Relógio do Juízo Final

E se os mais renomados cientistas se reunissem para tentar estimar quão perto estamos de um evento catastrófico que vai gerar a extinção da humanidade? E se isso pudesse ser quantificado de alguma forma? Será que estamos muito distantes desse evento? Desfavor Explica: Relógio do Juízo Final.

Você já ouviu falar do “Relógio do Juízo Final”? Fique tranquilo, este não é um texto sobre pseudociência, Nibiru e misticismo. Também não é um texto para te provocar medo. É apenas um texto de cultura inútil, curiosidades, para te ajudar e entender melhor esta curiosa ferramenta e, quem sabe, te fazer refletir sobre a forma como você lida com a possibilidade de “apocalipse”.

O Relógio do Juízo Final (Doomsday Clock, no original, razão pela qual muitos traduzem o nome para “Relógio do Apocalipse) foi criado por físicos nucleares como uma alegoria para medir o quanto a humanidade está próxima de algum evento catastrófico que poderia gerar o fim da vida no planeta.

Obviamente não é (nem se propõe a ser) uma estimativa precisa, já que não controlamos (e talvez nem conheçamos) muitas circunstâncias que podem gerar esses eventos, mas é um indicador: um termômetro que mede quão favorável ou desfavorável a situação está para nós, seres humanos.

Ele foi criado após a Segunda Guerra Nuclear, pelo Boletim dos Cientistas Atômicos, fundado por Albert Einstein, J. Robert Oppenheimer e outros cientistas que trabalharam no Projeto Manhattan, responsável por desenvolver as primeiras bombas atômicas.
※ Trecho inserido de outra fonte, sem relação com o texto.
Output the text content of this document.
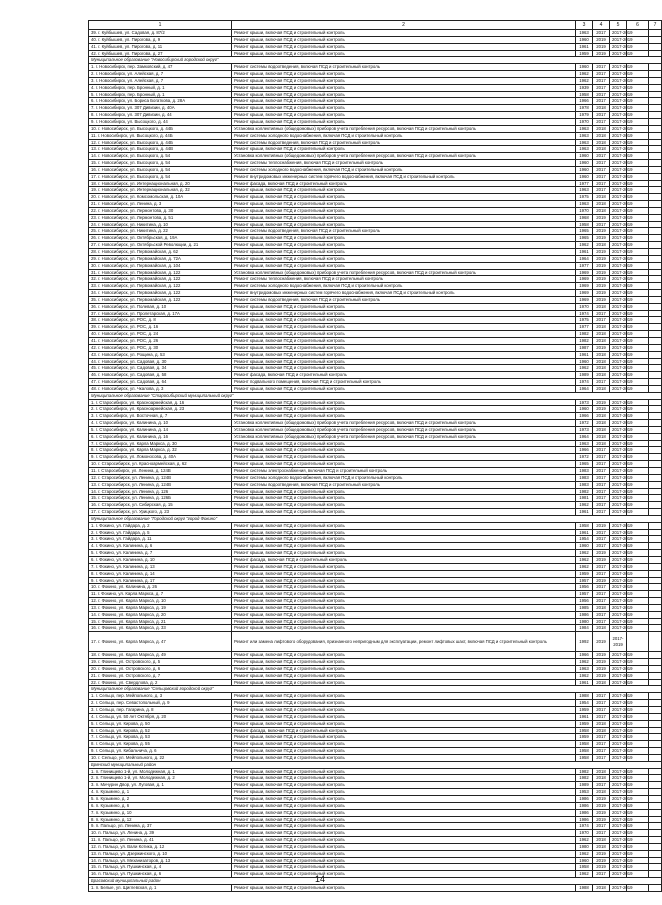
1	2	3	4	5	6	7
39. г. Куйбышев, ул. Садовая, д. 87/2	Ремонт крыши, включая ПСД и строительный контроль	1963	2017	2017-2019		
40. г. Куйбышев, ул. Пирогова, д. 9	Ремонт крыши, включая ПСД и строительный контроль	1960	2019	2017-2019		
41. г. Куйбышев, ул. Пирогова, д. 11	Ремонт крыши, включая ПСД и строительный контроль	1961	2019	2017-2019		
42. г. Куйбышев, ул. Пирогова, д. 27	Ремонт крыши, включая ПСД и строительный контроль	1959	2019	2017-2019		
Муниципальное образование "Новосибирский городской округ"						
1. г. Новосибирск, пер. Замковский, д. 47	Ремонт системы водоотведения, включая ПСД и строительный контроль	1960	2017	2017-2019		
2. г. Новосибирск, ул. Алейская, д. 7	Ремонт крыши, включая ПСД и строительный контроль	1962	2017	2017-2019		
3. г. Новосибирск, ул. Алейская, д. 7	Ремонт крыши, включая ПСД и строительный контроль	1962	2017	2017-2019		
4. г. Новосибирск, пер. Бронный, д. 1	Ремонт крыши, включая ПСД и строительный контроль	1939	2017	2017-2019		
5. г. Новосибирск, пер. Бронный, д. 1	Ремонт крыши, включая ПСД и строительный контроль	1958	2017	2017-2019		
6. г. Новосибирск, ул. Бориса Богаткова, д. 28А	Ремонт крыши, включая ПСД и строительный контроль	1966	2017	2017-2019		
7. г. Новосибирск, ул. 307 Дивизии, д. 40А	Ремонт крыши, включая ПСД и строительный контроль	1978	2018	2017-2019		
8. г. Новосибирск, ул. 307 Дивизии, д. 44	Ремонт крыши, включая ПСД и строительный контроль	1979	2017	2017-2019		
9. г. Новосибирск, ул. Высоцкого, д. 44	Ремонт крыши, включая ПСД и строительный контроль	1970	2017	2017-2019		
10. г. Новосибирск, ул. Высоцкого, д. 44Б	Установка коллективных (общедомовых) приборов учета потребления ресурсов, включая ПСД и строительный контроль	1963	2018	2017-2019		
11. г. Новосибирск, ул. Высоцкого, д. 44Б	Ремонт системы холодного водоснабжения, включая ПСД и строительный контроль	1963	2018	2017-2019		
12. г. Новосибирск, ул. Высоцкого, д. 44Б	Ремонт системы водоотведения, включая ПСД и строительный контроль	1963	2018	2017-2019		
13. г. Новосибирск, ул. Высоцкого, д. 44В	Ремонт крыши, включая ПСД и строительный контроль	1963	2018	2017-2019		
14. г. Новосибирск, ул. Высоцкого, д. 54	Установка коллективных (общедомовых) приборов учета потребления ресурсов, включая ПСД и строительный контроль	1960	2017	2017-2019		
15. г. Новосибирск, ул. Высоцкого, д. 54	Ремонт системы теплоснабжения, включая ПСД и строительный контроль	1960	2017	2017-2019		
16. г. Новосибирск, ул. Высоцкого, д. 54	Ремонт системы холодного водоснабжения, включая ПСД и строительный контроль	1960	2017	2017-2019		
17. г. Новосибирск, ул. Высоцкого, д. 54	Ремонт внутридомовых инженерных систем горячего водоснабжения, включая ПСД и строительный контроль	1960	2017	2017-2019		
18. г. Новосибирск, ул. Интернациональная, д. 20	Ремонт фасада, включая ПСД и строительный контроль	1977	2017	2017-2019		
19. г. Новосибирск, ул. Интернациональная, д. 32	Ремонт крыши, включая ПСД и строительный контроль	1963	2017	2017-2019		
20. г. Новосибирск, ул. Комсомольская, д. 10А	Ремонт крыши, включая ПСД и строительный контроль	1975	2018	2017-2019		
21. г. Новосибирск, ул. Ленина, д. 3	Ремонт крыши, включая ПСД и строительный контроль	1963	2018	2017-2019		
22. г. Новосибирск, ул. Лермонтова, д. 30	Ремонт крыши, включая ПСД и строительный контроль	1970	2018	2017-2019		
23. г. Новосибирск, ул. Лермонтова, д. 51	Ремонт крыши, включая ПСД и строительный контроль	1968	2019	2017-2019		
24. г. Новосибирск, ул. Никитина, д. 10	Ремонт крыши, включая ПСД и строительный контроль	1958	2017	2017-2019		
25. г. Новосибирск, ул. Никитина, д. 22	Ремонт системы водоотведения, включая ПСД и строительный контроль	1965	2019	2017-2019		
26. г. Новосибирск, ул. Октябрьская, д. 19А	Ремонт крыши, включая ПСД и строительный контроль	1965	2019	2017-2019		
27. г. Новосибирск, ул. Октябрьской Революции, д. 21	Ремонт крыши, включая ПСД и строительный контроль	1962	2018	2017-2019		
28. г. Новосибирск, ул. Первомайская, д. 62	Ремонт крыши, включая ПСД и строительный контроль	1961	2019	2017-2019		
29. г. Новосибирск, ул. Первомайская, д. 72А	Ремонт крыши, включая ПСД и строительный контроль	1964	2019	2017-2019		
30. г. Новосибирск, ул. Первомайская, д. 104	Ремонт крыши, включая ПСД и строительный контроль	1977	2019	2017-2019		
31. г. Новосибирск, ул. Первомайская, д. 122	Установка коллективных (общедомовых) приборов учета потребления ресурсов, включая ПСД и строительный контроль	1969	2019	2017-2019		
32. г. Новосибирск, ул. Первомайская, д. 122	Ремонт системы теплоснабжения, включая ПСД и строительный контроль	1969	2019	2017-2019		
33. г. Новосибирск, ул. Первомайская, д. 122	Ремонт системы холодного водоснабжения, включая ПСД и строительный контроль	1969	2019	2017-2019		
34. г. Новосибирск, ул. Первомайская, д. 122	Ремонт внутридомовых инженерных систем горячего водоснабжения, включая ПСД и строительный контроль	1969	2019	2017-2019		
35. г. Новосибирск, ул. Первомайская, д. 122	Ремонт системы водоотведения, включая ПСД и строительный контроль	1969	2019	2017-2019		
36. г. Новосибирск, ул. Полевая, д. 10	Ремонт крыши, включая ПСД и строительный контроль	1970	2018	2017-2019		
37. г. Новосибирск, ул. Пролетарская, д. 17А	Ремонт крыши, включая ПСД и строительный контроль	1974	2017	2017-2019		
38. г. Новосибирск, ул. РОС, д. 8	Ремонт крыши, включая ПСД и строительный контроль	1975	2017	2017-2019		
39. г. Новосибирск, ул. РОС, д. 16	Ремонт крыши, включая ПСД и строительный контроль	1977	2018	2017-2019		
40. г. Новосибирск, ул. РОС, д. 24	Ремонт крыши, включая ПСД и строительный контроль	1982	2018	2017-2019		
41. г. Новосибирск, ул. РОС, д. 26	Ремонт крыши, включая ПСД и строительный контроль	1982	2018	2017-2019		
42. г. Новосибирск, ул. РОС, д. 30	Ремонт крыши, включая ПСД и строительный контроль	1987	2019	2017-2019		
43. г. Новосибирск, ул. Рощина, д. 53	Ремонт крыши, включая ПСД и строительный контроль	1961	2018	2017-2019		
44. г. Новосибирск, ул. Садовая, д. 30	Ремонт крыши, включая ПСД и строительный контроль	1960	2018	2017-2019		
45. г. Новосибирск, ул. Садовая, д. 34	Ремонт крыши, включая ПСД и строительный контроль	1962	2018	2017-2019		
46. г. Новосибирск, ул. Садовая, д. 58	Ремонт фасада, включая ПСД и строительный контроль	1989	2018	2017-2019		
47. г. Новосибирск, ул. Садовая, д. 64	Ремонт подвального помещения, включая ПСД и строительный контроль	1974	2017	2017-2019		
48. г. Новосибирск, ул. Чкалова, д. 3	Ремонт крыши, включая ПСД и строительный контроль	1964	2018	2017-2019		
Муниципальное образование "Старосибирский муниципальный округ"						
1. г. Старосибирск, ул. Красноармейская, д. 16	Ремонт крыши, включая ПСД и строительный контроль	1973	2019	2017-2019		
2. г. Старосибирск, ул. Красноармейская, д. 23	Ремонт крыши, включая ПСД и строительный контроль	1960	2019	2017-2019		
3. г. Старосибирск, ул. Восточная, д. 7	Ремонт крыши, включая ПСД и строительный контроль	1966	2018	2017-2019		
4. г. Старосибирск, ул. Калинина, д. 10	Установка коллективных (общедомовых) приборов учета потребления ресурсов, включая ПСД и строительный контроль	1972	2018	2017-2019		
5. г. Старосибирск, ул. Калинина, д. 14	Установка коллективных (общедомовых) приборов учета потребления ресурсов, включая ПСД и строительный контроль	1973	2018	2017-2019		
6. г. Старосибирск, ул. Калинина, д. 16	Установка коллективных (общедомовых) приборов учета потребления ресурсов, включая ПСД и строительный контроль	1964	2018	2017-2019		
7. г. Старосибирск, ул. Карла Маркса, д. 30	Ремонт крыши, включая ПСД и строительный контроль	1963	2018	2017-2019		
8. г. Старосибирск, ул. Карла Маркса, д. 32	Ремонт крыши, включая ПСД и строительный контроль	1966	2017	2017-2019		
9. г. Старосибирск, ул. Ломоносова, д. 40А	Ремонт крыши, включая ПСД и строительный контроль	1972	2017	2017-2019		
10. г. Старосибирск, ул. Красноармейская, д. 62	Ремонт крыши, включая ПСД и строительный контроль	1965	2017	2017-2019		
11. г. Старосибирск, ул. Ленина, д. 124В	Ремонт системы электроснабжения, включая ПСД и строительный контроль	1983	2017	2017-2019		
12. г. Старосибирск, ул. Ленина, д. 124В	Ремонт системы холодного водоснабжения, включая ПСД и строительный контроль	1983	2017	2017-2019		
13. г. Старосибирск, ул. Ленина, д. 124В	Ремонт системы водоотведения, включая ПСД и строительный контроль	1983	2017	2017-2019		
14. г. Старосибирск, ул. Ленина, д. 126	Ремонт крыши, включая ПСД и строительный контроль	1982	2017	2017-2019		
15. г. Старосибирск, ул. Ленина, д. 126Б	Ремонт крыши, включая ПСД и строительный контроль	1981	2017	2017-2019		
16. г. Старосибирск, ул. Сибирская, д. 15	Ремонт крыши, включая ПСД и строительный контроль	1962	2017	2017-2019		
17. г. Старосибирск, ул. Урицкого, д. 23	Ремонт крыши, включая ПСД и строительный контроль	1961	2017	2017-2019		
Муниципальное образование "Городской округ "город Фокино"						
1. г. Фокино, ул. Гайдара, д. 2	Ремонт крыши, включая ПСД и строительный контроль	1958	2019	2017-2019		
2. г. Фокино, ул. Гайдара, д. 5	Ремонт крыши, включая ПСД и строительный контроль	1961	2017	2017-2019		
3. г. Фокино, ул. Гайдара, д. 11	Ремонт крыши, включая ПСД и строительный контроль	1954	2017	2017-2019		
4. г. Фокино, ул. Калинина, д. 6	Ремонт крыши, включая ПСД и строительный контроль	1960	2017	2017-2019		
5. г. Фокино, ул. Калинина, д. 7	Ремонт крыши, включая ПСД и строительный контроль	1962	2019	2017-2019		
6. г. Фокино, ул. Калинина, д. 10	Ремонт фасада, включая ПСД и строительный контроль	1962	2019	2017-2019		
7. г. Фокино, ул. Калинина, д. 13	Ремонт крыши, включая ПСД и строительный контроль	1962	2017	2017-2019		
8. г. Фокино, ул. Калинина, д. 14	Ремонт крыши, включая ПСД и строительный контроль	1959	2017	2017-2019		
9. г. Фокино, ул. Калинина, д. 17	Ремонт крыши, включая ПСД и строительный контроль	1957	2019	2017-2019		
10. г. Фокино, ул. Калинина, д. 26	Ремонт крыши, включая ПСД и строительный контроль	1956	2017	2017-2019		
11. г. Фокино, ул. Карла Маркса, д. 7	Ремонт крыши, включая ПСД и строительный контроль	1957	2017	2017-2019		
12. г. Фокино, ул. Карла Маркса, д. 10	Ремонт крыши, включая ПСД и строительный контроль	1956	2017	2017-2019		
13. г. Фокино, ул. Карла Маркса, д. 19	Ремонт крыши, включая ПСД и строительный контроль	1985	2018	2017-2019		
14. г. Фокино, ул. Карла Маркса, д. 20	Ремонт крыши, включая ПСД и строительный контроль	1986	2017	2017-2019		
15. г. Фокино, ул. Карла Маркса, д. 21	Ремонт крыши, включая ПСД и строительный контроль	1980	2017	2017-2019		
16. г. Фокино, ул. Карла Маркса, д. 33	Ремонт крыши, включая ПСД и строительный контроль	1984	2018	2017-2019		
17. г. Фокино, ул. Карла Маркса, д. 47	Ремонт или замена лифтового оборудования, признанного непригодным для эксплуатации, ремонт лифтовых шахт, включая ПСД и строительный контроль	1992	2019	2017-2019		
18. г. Фокино, ул. Карла Маркса, д. 49	Ремонт крыши, включая ПСД и строительный контроль	1966	2019	2017-2019		
19. г. Фокино, ул. Островского, д. 5	Ремонт крыши, включая ПСД и строительный контроль	1962	2019	2017-2019		
20. г. Фокино, ул. Островского, д. 6	Ремонт крыши, включая ПСД и строительный контроль	1963	2019	2017-2019		
21. г. Фокино, ул. Островского, д. 7	Ремонт крыши, включая ПСД и строительный контроль	1962	2019	2017-2019		
22. г. Фокино, ул. Свердлова, д. 2	Ремонт крыши, включая ПСД и строительный контроль	1961	2018	2017-2019		
Муниципальное образование "Сельцовский городской округ"						
1. г. Сельцо, пер. Мейпольного, д. 3	Ремонт крыши, включая ПСД и строительный контроль	1988	2017	2017-2019		
2. г. Сельцо, пер. Севастопольный, д. 9	Ремонт крыши, включая ПСД и строительный контроль	1954	2017	2017-2019		
3. г. Сельцо, пер. Гагарина, д. 8	Ремонт крыши, включая ПСД и строительный контроль	1959	2017	2017-2019		
4. г. Сельцо, ул. 50 лет Октября, д. 20	Ремонт крыши, включая ПСД и строительный контроль	1961	2017	2017-2019		
5. г. Сельцо, ул. Кирова, д. 50	Ремонт крыши, включая ПСД и строительный контроль	1959	2018	2017-2019		
6. г. Сельцо, ул. Кирова, д. 52	Ремонт фасада, включая ПСД и строительный контроль	1958	2018	2017-2019		
7. г. Сельцо, ул. Кирова, д. 53	Ремонт крыши, включая ПСД и строительный контроль	1959	2017	2017-2019		
8. г. Сельцо, ул. Кирова, д. 55	Ремонт крыши, включая ПСД и строительный контроль	1958	2017	2017-2019		
9. г. Сельцо, ул. Кибальчича, д. 6	Ремонт крыши, включая ПСД и строительный контроль	1958	2017	2017-2019		
10. г. Сельцо, ул. Мейпольного, д. 22	Ремонт крыши, включая ПСД и строительный контроль	1958	2017	2017-2019		
Брянский муниципальный район						
1. п. Глинищево 1-й, ул. Молодежная, д. 1	Ремонт крыши, включая ПСД и строительный контроль	1982	2018	2017-2019		
2. п. Глинищево 1-й, ул. Молодежная, д. 2	Ремонт крыши, включая ПСД и строительный контроль	1982	2018	2017-2019		
3. п. Мичурин Двор, ул. Луговая, д. 1	Ремонт крыши, включая ПСД и строительный контроль	1989	2017	2017-2019		
4. п. Кузьмино, д. 1	Ремонт крыши, включая ПСД и строительный контроль	1953	2018	2017-2019		
5. п. Кузьмино, д. 2	Ремонт крыши, включая ПСД и строительный контроль	1986	2019	2017-2019		
6. п. Кузьмино, д. 6	Ремонт крыши, включая ПСД и строительный контроль	1986	2019	2017-2019		
7. п. Кузьмино, д. 10	Ремонт крыши, включая ПСД и строительный контроль	1986	2019	2017-2019		
8. п. Кузьмино, д. 12	Ремонт крыши, включая ПСД и строительный контроль	1986	2019	2017-2019		
9. п. Пальцо, ул. Ленина, д. 37	Ремонт крыши, включая ПСД и строительный контроль	1974	2017	2017-2019		
10. п. Пальцо, ул. Ленина, д. 39	Ремонт крыши, включая ПСД и строительный контроль	1970	2017	2017-2019		
11. п. Пальцо, ул. Ленина, д. 41	Ремонт крыши, включая ПСД и строительный контроль	1962	2018	2017-2019		
12. п. Пальцо, ул. Вали Котика, д. 12	Ремонт крыши, включая ПСД и строительный контроль	1980	2018	2017-2019		
13. п. Пальцо, ул. Дзержинского, д. 10	Ремонт крыши, включая ПСД и строительный контроль	1962	2019	2017-2019		
14. п. Пальцо, ул. Механизаторов, д. 13	Ремонт крыши, включая ПСД и строительный контроль	1960	2019	2017-2019		
15. п. Пальцо, ул. Пушкинская, д. 4	Ремонт крыши, включая ПСД и строительный контроль	1958	2019	2017-2019		
16. п. Пальцо, ул. Пушкинская, д. 6	Ремонт крыши, включая ПСД и строительный контроль	1962	2017	2017-2019		
Брасовский муниципальный район						
1. п. Белые, ул. Щиглевская, д. 1	Ремонт крыши, включая ПСД и строительный контроль	1988	2018	2017-2019		
14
Como uma espécie de “reparação” (ou arrependimento, vai saber…) por terem criado uma arma de destruição em massa, estes cientistas passaram a trabalhar para informar sobre o risco que estas armas nucleares estariam oferecendo à Humanidade.

Assim, em 1947, surgiu o Relógio do Juízo Final, uma contagem regressiva para o fim dos tempos: quando o relógio chegar à meia-noite, significa que o ser humano foi varrido do planeta. Foi uma forma que eles encontraram de alertar sobre os danos que eles mesmos ajudaram a criar e também uma forma de conscientizara humanidade sobre os riscos de usar armas nucleares.

Até hoje, em janeiro de todos os anos o Relógio do Juízo Final é atualizado por um grupo de cientistas, só que seu cômputo se tornou mais complexo com o passar dos anos. Hoje, não se leva em conta apenas os riscos de uso de armas nucleares, novos fatores de risco considerados foram inseridos ao longo dos anos.

Em 2007, por exemplo, as mudanças climáticas passaram a ser levadas em conta no cálculo. Então, este Relógio ele também é usado para alertar constantemente a humanidade sobre quais são os principais fatores de risco atuais. Além de quantificar o risco, ele também especifica as principais questões que merecem atenção e não raro os cientistas responsáveis apontam quais medidas poderiam ser adotadas para reduzir esse risco.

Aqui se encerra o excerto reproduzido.